Otto Freundlich

Otto Freundlich (10 July 1878 – 9 March 1943) was a German painter and sculptor of Jewish origin and one of the first generation of abstract artists, Freundlich was also a great admirer of cubism

Freundlich was born in Stolp, Province of Pomerania, Prussia. His mother was a first cousin of the writer Samuel Lublinski. Otto studied dentistry before deciding to become an artist. He went to Paris in 1908, living in Montmartre in Bateau Lavoir near to Pablo Picasso, Braque and others. In 1914 he returned to Germany. After World War I, he became politically active as a member of the November Group. In 1919, he organized the first Dada – exhibition in Cologne with Max Ernst and Johannes Theodor Baargeld. In 1925, he joined the Abstraction-Création group.

 

After 1925, Otto Freundlich lived and worked mainly in France. In Germany, his work was condemned by the Nazis as degenerate and removed from public display.

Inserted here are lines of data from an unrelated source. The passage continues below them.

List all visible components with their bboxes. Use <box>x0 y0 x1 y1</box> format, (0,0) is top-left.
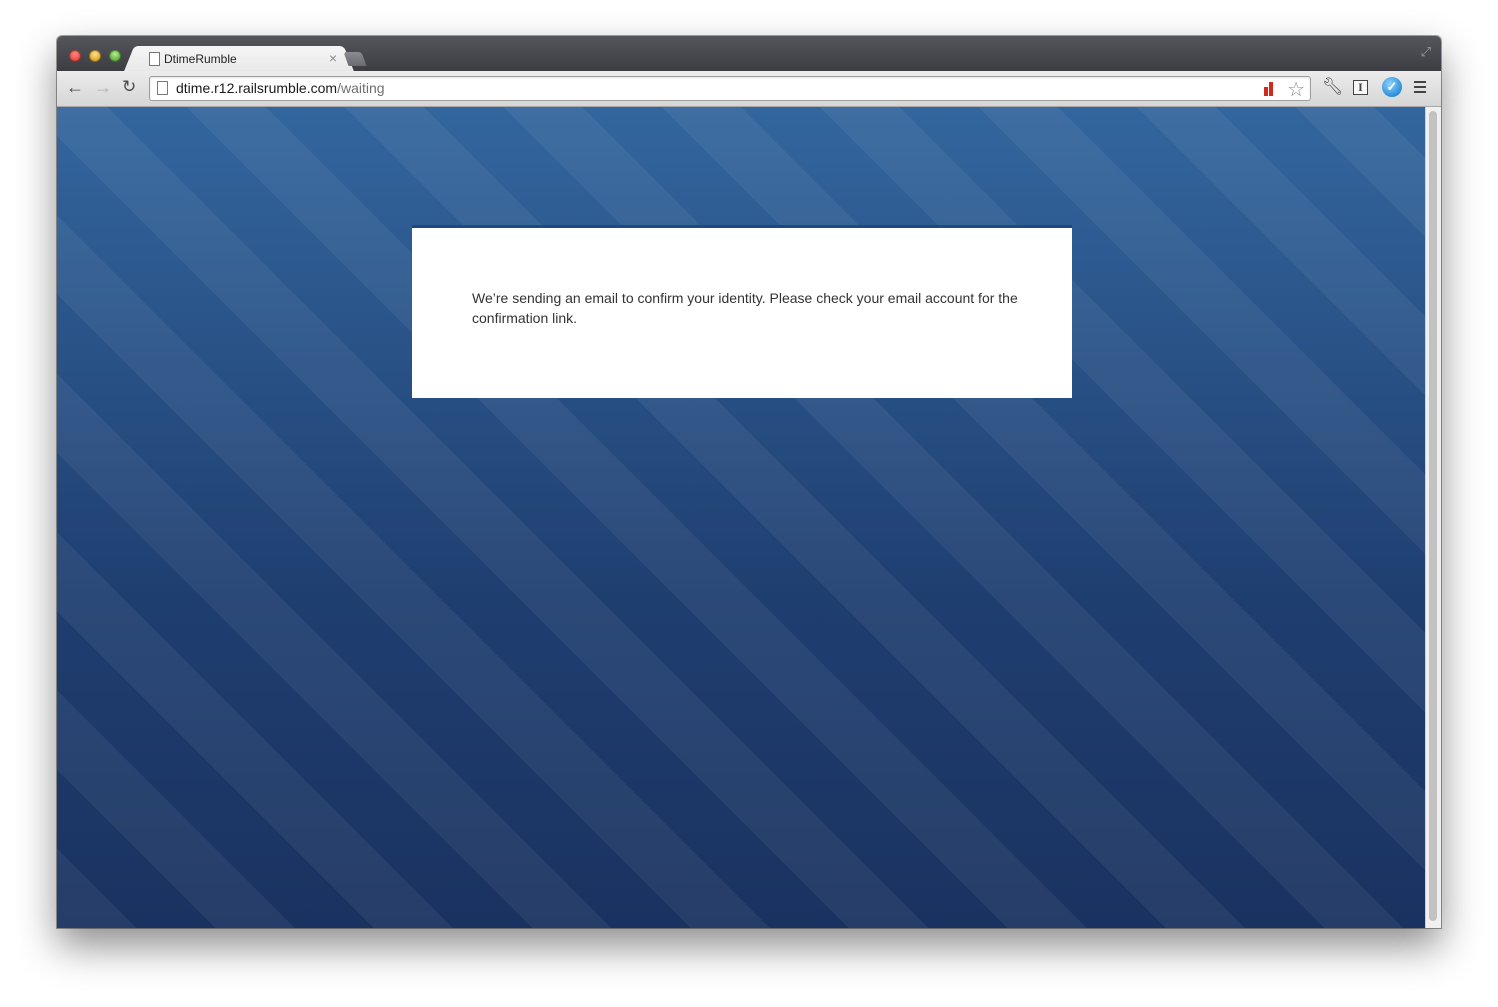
tab-title: DtimeRumble <box>164 52 237 66</box>
extension-i-icon[interactable]: I <box>1353 80 1368 95</box>
address-host: dtime.r12.railsrumble.com <box>176 80 338 96</box>
vertical-scrollbar[interactable] <box>1425 107 1441 928</box>
confirmation-message: We’re sending an email to confirm your i… <box>472 290 1018 326</box>
browser-toolbar: ← → ↻ dtime.r12.railsrumble.com/waiting … <box>57 71 1441 107</box>
menu-icon[interactable] <box>1414 81 1426 93</box>
zoom-window-button[interactable] <box>109 50 121 62</box>
extension-v-icon[interactable]: ✓ <box>1382 77 1402 97</box>
scrollbar-thumb[interactable] <box>1429 111 1437 921</box>
new-tab-button[interactable] <box>343 52 367 66</box>
wrench-icon[interactable]: 🔧︎ <box>1322 78 1344 96</box>
star-icon[interactable]: ☆ <box>1287 77 1305 102</box>
forward-icon[interactable]: → <box>94 78 112 96</box>
page-viewport: We’re sending an email to confirm your i… <box>57 107 1441 928</box>
reload-icon[interactable]: ↻ <box>122 78 136 96</box>
confirmation-card: We’re sending an email to confirm your i… <box>412 225 1072 398</box>
address-url[interactable]: dtime.r12.railsrumble.com/waiting <box>176 80 385 96</box>
back-icon[interactable]: ← <box>66 78 84 96</box>
page-icon <box>149 52 160 66</box>
page-icon <box>157 81 168 95</box>
title-bar: DtimeRumble × ⤢ <box>57 36 1441 72</box>
minimize-window-button[interactable] <box>89 50 101 62</box>
tab-close-icon[interactable]: × <box>329 50 337 66</box>
address-bar[interactable]: dtime.r12.railsrumble.com/waiting ☆ <box>149 76 1311 101</box>
fullscreen-icon[interactable]: ⤢ <box>1421 44 1431 60</box>
bar-chart-icon[interactable] <box>1264 81 1276 96</box>
address-path: /waiting <box>337 80 385 96</box>
tab-active[interactable]: DtimeRumble × <box>137 46 341 72</box>
browser-window: DtimeRumble × ⤢ ← → ↻ dtime.r12.railsrum… <box>57 36 1441 928</box>
close-window-button[interactable] <box>69 50 81 62</box>
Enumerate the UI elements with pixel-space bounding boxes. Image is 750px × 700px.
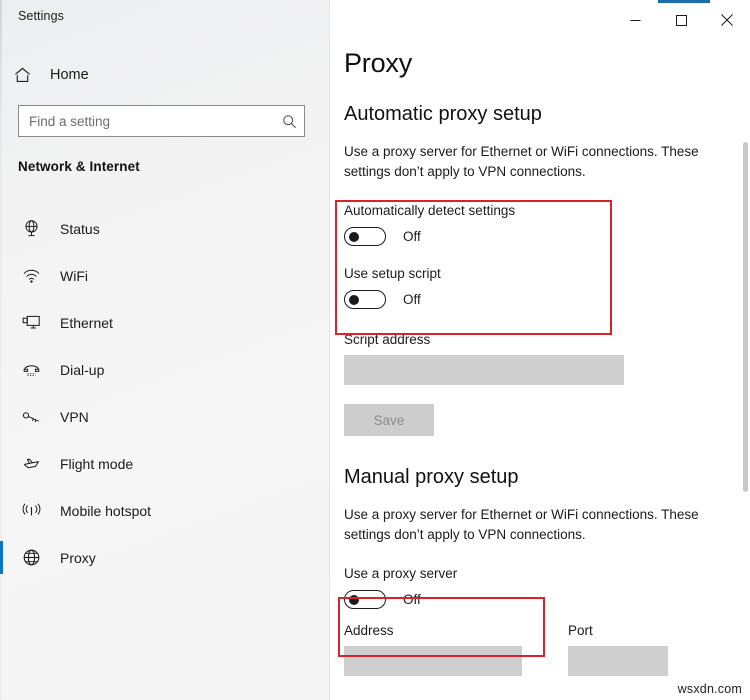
toggle-knob bbox=[349, 232, 359, 242]
sidebar-nav: Status WiFi bbox=[0, 205, 330, 581]
script-address-input[interactable] bbox=[344, 355, 624, 385]
port-group: Port bbox=[568, 623, 688, 676]
save-button[interactable]: Save bbox=[344, 404, 434, 436]
sidebar-item-ethernet[interactable]: Ethernet bbox=[0, 299, 330, 346]
sidebar-item-label: Status bbox=[60, 221, 100, 237]
maximize-button[interactable] bbox=[658, 4, 704, 36]
globe-icon bbox=[18, 548, 44, 567]
automatic-proxy-heading: Automatic proxy setup bbox=[344, 103, 750, 126]
port-input[interactable] bbox=[568, 646, 668, 676]
search-box[interactable] bbox=[18, 105, 305, 137]
automatic-proxy-description: Use a proxy server for Ethernet or WiFi … bbox=[344, 142, 716, 181]
title-accent-bar bbox=[658, 0, 710, 3]
settings-window: Settings Home Network & Internet bbox=[0, 0, 750, 700]
address-group: Address bbox=[344, 623, 546, 676]
proxy-settings-page: Proxy Automatic proxy setup Use a proxy … bbox=[344, 48, 750, 676]
app-title: Settings bbox=[18, 9, 64, 23]
auto-detect-state: Off bbox=[403, 229, 421, 244]
sidebar-item-label: Dial-up bbox=[60, 362, 104, 378]
script-address-group: Script address bbox=[344, 332, 750, 385]
setup-script-toggle[interactable] bbox=[344, 290, 386, 309]
setup-script-toggle-row: Off bbox=[344, 290, 750, 309]
auto-detect-toggle[interactable] bbox=[344, 227, 386, 246]
auto-detect-group: Automatically detect settings Off bbox=[344, 203, 750, 246]
minimize-button[interactable] bbox=[612, 4, 658, 36]
home-label: Home bbox=[50, 67, 89, 83]
script-address-label: Script address bbox=[344, 332, 750, 347]
setup-script-group: Use setup script Off bbox=[344, 266, 750, 309]
use-proxy-state: Off bbox=[403, 592, 421, 607]
wifi-icon bbox=[18, 267, 44, 284]
selection-indicator bbox=[0, 541, 3, 574]
address-port-row: Address Port bbox=[344, 623, 750, 676]
auto-detect-label: Automatically detect settings bbox=[344, 203, 750, 218]
main-content: Proxy Automatic proxy setup Use a proxy … bbox=[330, 0, 750, 700]
toggle-knob bbox=[349, 595, 359, 605]
hotspot-icon bbox=[18, 502, 44, 519]
sidebar-item-proxy[interactable]: Proxy bbox=[0, 534, 330, 581]
use-proxy-group: Use a proxy server Off bbox=[344, 566, 750, 609]
sidebar-item-flight-mode[interactable]: Flight mode bbox=[0, 440, 330, 487]
manual-proxy-heading: Manual proxy setup bbox=[344, 466, 750, 489]
sidebar-item-label: Proxy bbox=[60, 550, 96, 566]
sidebar-item-dialup[interactable]: Dial-up bbox=[0, 346, 330, 393]
address-label: Address bbox=[344, 623, 546, 638]
sidebar-item-mobile-hotspot[interactable]: Mobile hotspot bbox=[0, 487, 330, 534]
ethernet-icon bbox=[18, 314, 44, 331]
vpn-key-icon bbox=[18, 409, 44, 424]
setup-script-label: Use setup script bbox=[344, 266, 750, 281]
sidebar-item-wifi[interactable]: WiFi bbox=[0, 252, 330, 299]
search-input[interactable] bbox=[19, 114, 274, 129]
globe-monitor-icon bbox=[18, 219, 44, 238]
sidebar-item-label: WiFi bbox=[60, 268, 88, 284]
vertical-scrollbar[interactable] bbox=[743, 142, 748, 492]
airplane-icon bbox=[18, 455, 44, 472]
sidebar: Settings Home Network & Internet bbox=[0, 0, 330, 700]
use-proxy-label: Use a proxy server bbox=[344, 566, 750, 581]
setup-script-state: Off bbox=[403, 292, 421, 307]
sidebar-item-label: Mobile hotspot bbox=[60, 503, 151, 519]
sidebar-item-label: Ethernet bbox=[60, 315, 113, 331]
window-controls bbox=[610, 0, 750, 40]
sidebar-item-home[interactable]: Home bbox=[14, 60, 314, 90]
sidebar-group-title: Network & Internet bbox=[18, 159, 140, 174]
use-proxy-toggle[interactable] bbox=[344, 590, 386, 609]
address-input[interactable] bbox=[344, 646, 522, 676]
close-button[interactable] bbox=[704, 4, 750, 36]
manual-proxy-description: Use a proxy server for Ethernet or WiFi … bbox=[344, 505, 716, 544]
dialup-phone-icon bbox=[18, 361, 44, 378]
search-icon[interactable] bbox=[274, 114, 304, 129]
auto-detect-toggle-row: Off bbox=[344, 227, 750, 246]
use-proxy-toggle-row: Off bbox=[344, 590, 750, 609]
toggle-knob bbox=[349, 295, 359, 305]
sidebar-item-status[interactable]: Status bbox=[0, 205, 330, 252]
home-icon bbox=[14, 67, 44, 83]
watermark: wsxdn.com bbox=[678, 682, 742, 696]
page-title: Proxy bbox=[344, 48, 750, 79]
port-label: Port bbox=[568, 623, 688, 638]
sidebar-item-label: Flight mode bbox=[60, 456, 133, 472]
sidebar-item-label: VPN bbox=[60, 409, 89, 425]
sidebar-item-vpn[interactable]: VPN bbox=[0, 393, 330, 440]
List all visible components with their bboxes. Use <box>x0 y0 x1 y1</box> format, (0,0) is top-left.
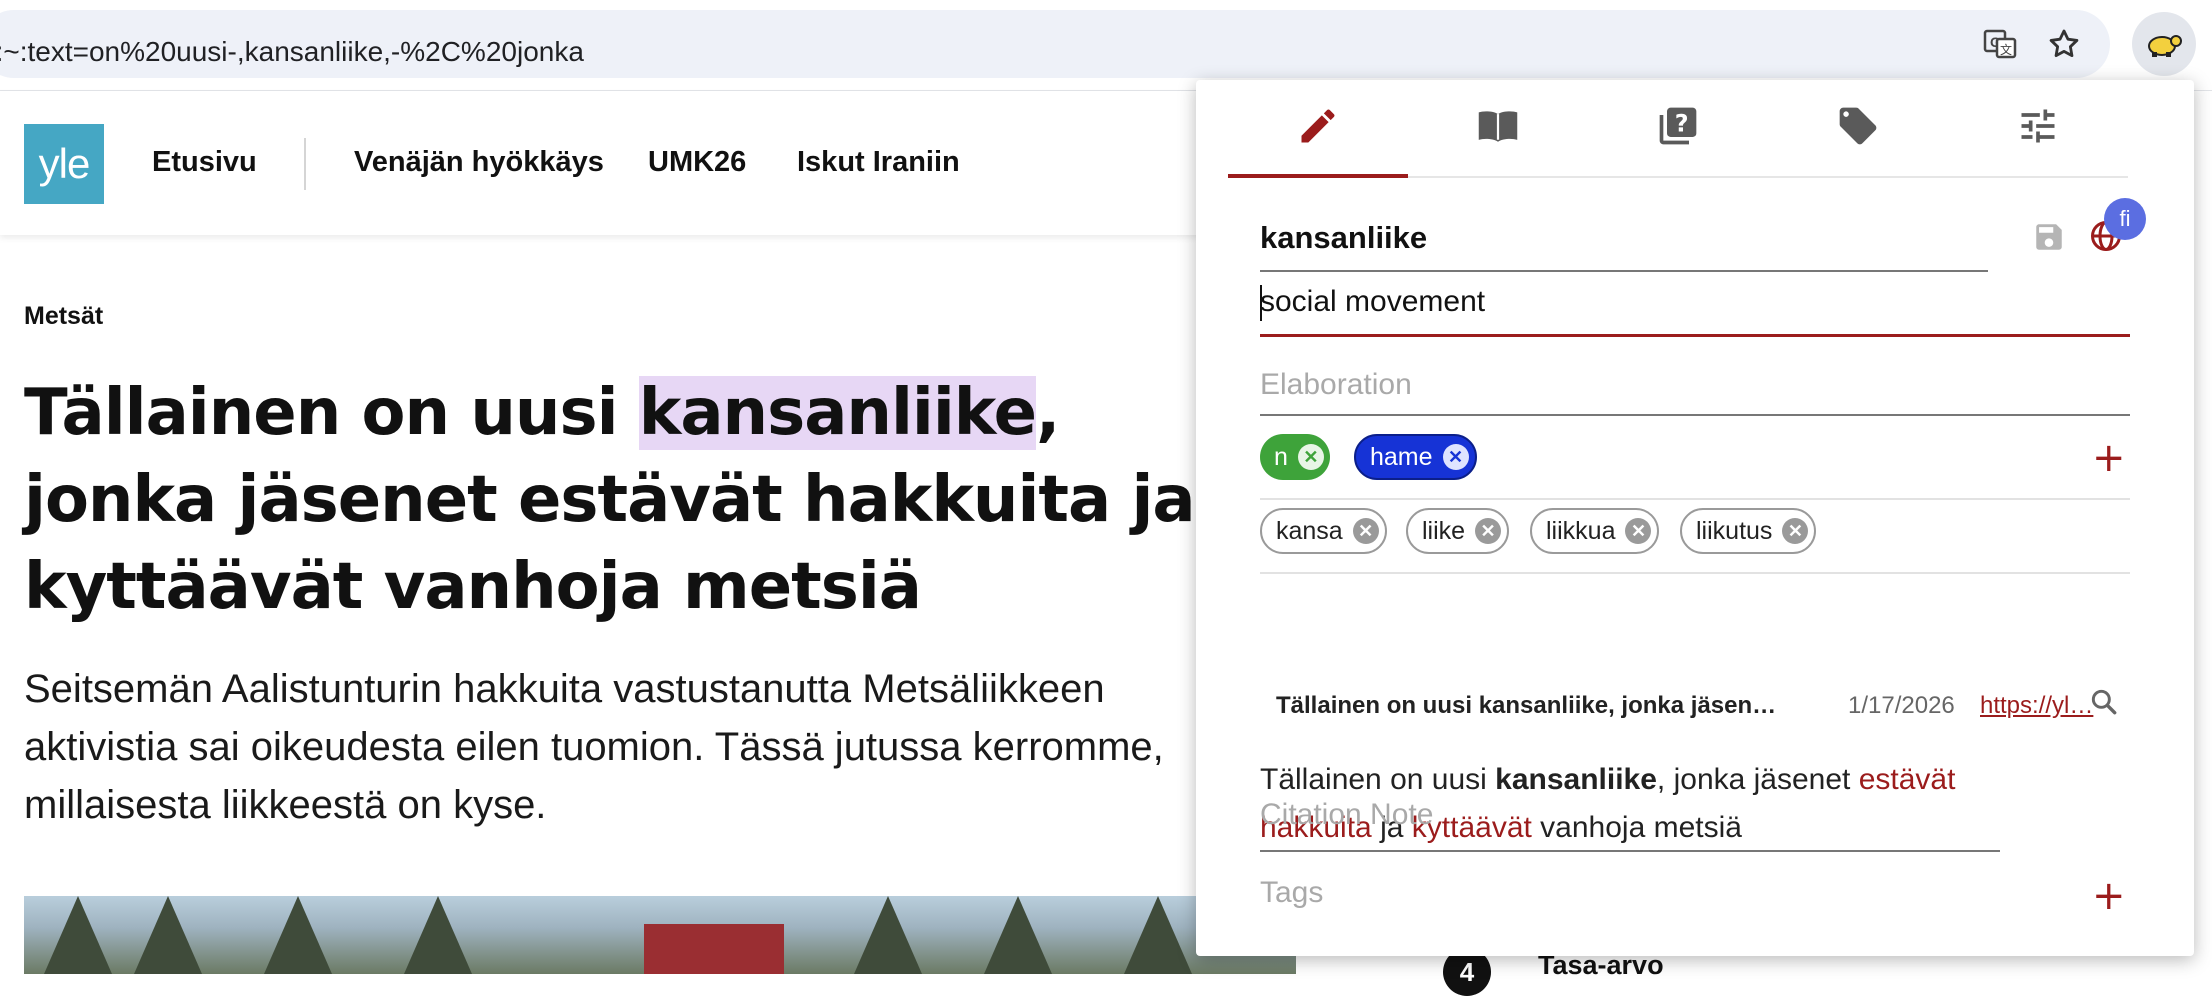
article-lead: Seitsemän Aalistunturin hakkuita vastust… <box>24 667 1164 827</box>
pos-chip[interactable]: hame ✕ <box>1354 434 1477 480</box>
language-badge[interactable]: fi <box>2104 198 2146 240</box>
search-icon[interactable] <box>2088 686 2120 722</box>
url-text[interactable]: #:~:text=on%20uusi-,kansanliike,-%2C%20j… <box>0 36 584 68</box>
tags-input[interactable]: Tags <box>1260 876 1323 910</box>
add-pos-button[interactable]: + <box>2092 438 2126 478</box>
nav-umk26[interactable]: UMK26 <box>648 146 746 179</box>
address-bar[interactable]: #:~:text=on%20uusi-,kansanliike,-%2C%20j… <box>0 10 2110 78</box>
related-chip[interactable]: kansa ✕ <box>1260 508 1387 554</box>
highlighted-term: kansanliike <box>638 376 1037 450</box>
yle-logo[interactable]: yle <box>24 124 104 204</box>
related-chip[interactable]: liikkua ✕ <box>1530 508 1660 554</box>
sentence-text: Tällainen on uusi <box>1260 763 1496 796</box>
article-headline: Tällainen on uusi kansanliike, jonka jäs… <box>24 370 1204 631</box>
divider <box>1260 498 2130 500</box>
translation-underline <box>1260 334 2130 337</box>
remove-chip-icon[interactable]: ✕ <box>1475 518 1502 544</box>
add-tag-button[interactable]: + <box>2092 876 2126 916</box>
divider <box>1260 572 2130 574</box>
sentence-text: , jonka jäsenet <box>1656 763 1859 796</box>
citation-link[interactable]: https://yl… <box>1980 692 2093 720</box>
nav-iskut-iraniin[interactable]: Iskut Iraniin <box>797 146 960 179</box>
sentence-text: vanhoja metsiä <box>1531 811 1742 844</box>
headline-text: Tällainen on uusi <box>24 376 639 450</box>
citation-date: 1/17/2026 <box>1848 692 1955 719</box>
remove-chip-icon[interactable]: ✕ <box>1782 518 1809 544</box>
term-field[interactable]: kansanliike <box>1260 220 1427 256</box>
tab-settings[interactable] <box>1948 80 2128 176</box>
remove-chip-icon[interactable]: ✕ <box>1442 444 1469 470</box>
chip-label: liikkua <box>1546 516 1616 545</box>
sliders-icon <box>2016 104 2060 152</box>
translate-icon[interactable]: G文 <box>1978 22 2022 66</box>
chip-label: liikutus <box>1696 516 1773 545</box>
tab-dictionary[interactable] <box>1408 80 1588 176</box>
chip-label: kansa <box>1276 516 1343 545</box>
nav-etusivu[interactable]: Etusivu <box>152 146 257 179</box>
pencil-icon <box>1296 104 1340 152</box>
text-cursor <box>1260 285 1262 321</box>
elaboration-underline <box>1260 414 2130 416</box>
svg-text:文: 文 <box>2000 42 2012 57</box>
remove-chip-icon[interactable]: ✕ <box>1352 518 1379 544</box>
question-icon: ? <box>1656 104 1700 152</box>
tab-tags[interactable] <box>1768 80 1948 176</box>
citation-note-underline <box>1260 850 2000 852</box>
article-image <box>24 896 1296 974</box>
chip-label: hame <box>1370 442 1433 471</box>
related-chip[interactable]: liike ✕ <box>1406 508 1510 554</box>
browser-toolbar: #:~:text=on%20uusi-,kansanliike,-%2C%20j… <box>0 0 2212 91</box>
extension-popup: ? kansanliike social movement Elaboratio… <box>1196 80 2194 956</box>
remove-chip-icon[interactable]: ✕ <box>1297 444 1324 470</box>
term-underline <box>1260 270 1988 272</box>
remove-chip-icon[interactable]: ✕ <box>1625 518 1652 544</box>
sentence-term: kansanliike <box>1495 763 1657 796</box>
nav-divider <box>304 138 306 190</box>
svg-text:?: ? <box>1675 110 1689 138</box>
turtle-extension-icon[interactable] <box>2132 12 2196 76</box>
sentence-word-link[interactable]: estävät <box>1859 763 1956 796</box>
save-icon[interactable] <box>2032 220 2066 258</box>
elaboration-input[interactable]: Elaboration <box>1260 368 1412 402</box>
tab-questions[interactable]: ? <box>1588 80 1768 176</box>
truck-image <box>644 924 784 974</box>
citation-title: Tällainen on uusi kansanliike, jonka jäs… <box>1276 692 1777 719</box>
translation-input[interactable]: social movement <box>1260 285 1485 319</box>
citation-note-input[interactable]: Citation Note <box>1260 798 1433 832</box>
pos-chip[interactable]: n ✕ <box>1260 434 1330 480</box>
book-icon <box>1474 104 1522 152</box>
star-icon[interactable] <box>2042 22 2086 66</box>
related-chip[interactable]: liikutus ✕ <box>1680 508 1817 554</box>
tag-icon <box>1836 104 1880 152</box>
tab-edit[interactable] <box>1228 80 1408 178</box>
nav-venajan-hyokkays[interactable]: Venäjän hyökkäys <box>354 146 604 179</box>
popup-tabs: ? <box>1228 80 2128 178</box>
article-kicker[interactable]: Metsät <box>24 302 103 331</box>
chip-label: liike <box>1422 516 1466 545</box>
chip-label: n <box>1274 442 1288 471</box>
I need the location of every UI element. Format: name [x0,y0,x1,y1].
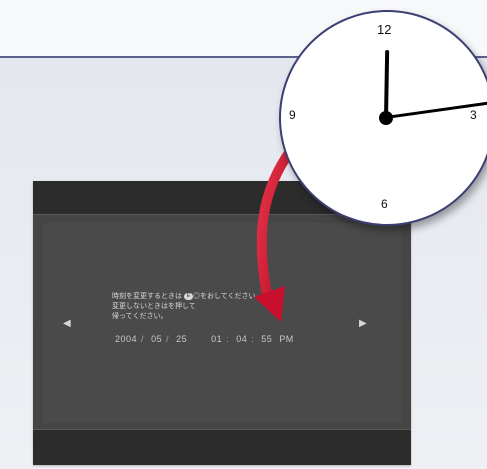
hour-hand [383,49,390,121]
ampm-field[interactable]: PM [279,334,294,344]
hour-field[interactable]: 01 [211,334,222,344]
clock: 12 3 6 9 [279,10,487,226]
clock-numeral-3: 3 [470,108,477,122]
day-field[interactable]: 25 [176,334,187,344]
datetime-display: 2004/ 05/ 25 01: 04: 55 PM [115,334,294,344]
tv-screen: ◀ ▶ 時刻を変更するときは E ◎をおしてください。 変更しないときはを押して … [33,181,411,465]
clock-face: 12 3 6 9 [279,10,487,226]
clock-numeral-6: 6 [381,197,388,211]
instruction-line-2: 変更しないときはを押して [112,303,196,310]
instruction-line-3: 帰ってください。 [112,313,168,320]
screen-bottom-band [33,429,411,465]
clock-numeral-12: 12 [377,22,392,37]
second-field[interactable]: 55 [261,334,272,344]
right-arrow-icon[interactable]: ▶ [359,319,369,329]
left-arrow-icon[interactable]: ◀ [63,319,73,329]
month-field[interactable]: 05 [151,334,162,344]
minute-field[interactable]: 04 [236,334,247,344]
clock-numeral-9: 9 [289,108,296,122]
instruction-line-1: 時刻を変更するときは E ◎をおしてください。 [112,292,263,300]
enter-button-icon: E [183,292,193,300]
clock-center [379,111,393,125]
year-field[interactable]: 2004 [115,334,137,344]
instruction-text: 時刻を変更するときは E ◎をおしてください。 変更しないときはを押して 帰ってく… [112,292,352,322]
settings-panel [43,223,401,423]
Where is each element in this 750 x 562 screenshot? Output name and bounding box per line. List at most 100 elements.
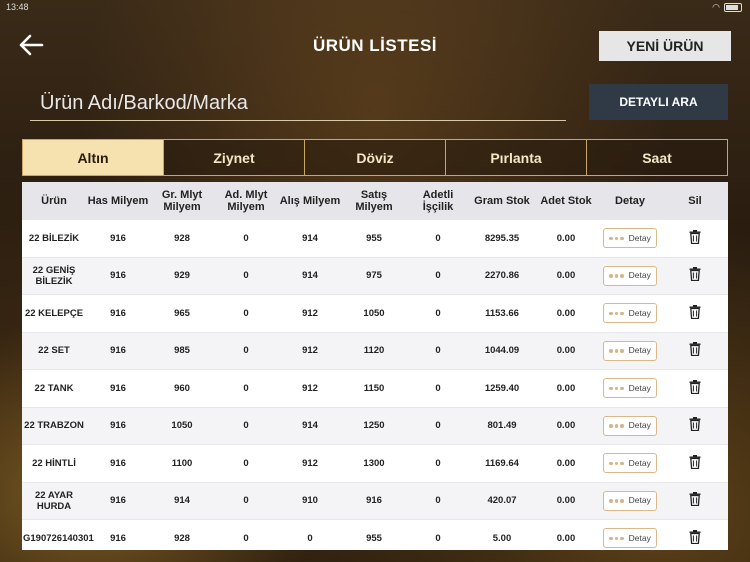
trash-icon[interactable] — [689, 417, 701, 432]
cell-has: 916 — [86, 369, 150, 407]
cell-iscilik: 0 — [406, 294, 470, 332]
detail-button[interactable]: Detay — [603, 265, 657, 286]
trash-icon[interactable] — [689, 267, 701, 282]
cell-detay: Detay — [598, 256, 662, 295]
cell-has: 916 — [86, 406, 150, 445]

Some works were seized and displayed at the infamous Nazi exhibition of degenerate art including his monumental sculpture Der Neue Mensch (The New Human) which was photographed unsympathetically and used as the cover illustration of the exhibition catalogue.

While in Paris, he became a member of the Union des Artistes Allemandes Libres. With outbreak of World War II, Freundlich was interned by the French authorities but released, for a time, under the influence of Pablo Picasso. In 1943 he was arrested and deported to Majdanek Concentration Camp, where he was murdered on the day he arrived.